A recent book on Ravana, also claims that he wrote books and built a maze of underground tunnels to protect his empire. According to “Ravana, King of Lanka” (Vijitha Yapa Publications), Ravana may not have lost the war to Lord Rama but for the “betrayal” by his wife Mandodari and half brother Vibhishana “who gave away war secrets to the enemies”.

The 174-page book by Sri Lankan writer Mirando Obeysekere, based on archaeological evidence as well as palm leaf writings from a bygone era, “Ravana civilization was a highly advanced civilization. It was a very prosperous culture and a civilization that developed centring (Sri) Lanka. That civilization was destroyed with the advent of an Aryan group headed by Rama.”

Victim of racism

It’s funny how all the asuras in North Indian mythology always hail from the Southern parts of geography. It won’t even be a surprise that the North Indians would refer to dark-skinned people as demons purely on the basis of their skin complexion.

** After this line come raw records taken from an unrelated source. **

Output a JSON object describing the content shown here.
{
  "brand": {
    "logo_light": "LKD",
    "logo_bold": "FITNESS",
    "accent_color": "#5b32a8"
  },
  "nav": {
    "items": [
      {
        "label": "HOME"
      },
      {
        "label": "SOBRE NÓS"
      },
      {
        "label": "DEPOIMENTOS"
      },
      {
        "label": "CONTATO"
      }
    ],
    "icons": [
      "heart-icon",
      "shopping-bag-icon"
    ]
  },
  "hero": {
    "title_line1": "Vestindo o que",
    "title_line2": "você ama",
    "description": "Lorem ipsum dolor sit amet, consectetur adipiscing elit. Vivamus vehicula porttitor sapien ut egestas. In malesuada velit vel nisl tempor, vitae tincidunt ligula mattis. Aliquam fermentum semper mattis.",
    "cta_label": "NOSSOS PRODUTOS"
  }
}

BJP Parliamentarian Tarun Vijay summed up this racist sentiment earlier this year when he said this in an interview to Al Jazeera:

“If we were racist, why would we have all the entire south…Tamil, Kerala, Karnataka and Andhra…why do we live with them? We have black people around us,” the politician was heard as saying in the video.

Sure Mr Vijay, we’re glad you haven’t waged war on these lowly peoples yet. Maybe they all deserve the same fate as Ravana, no?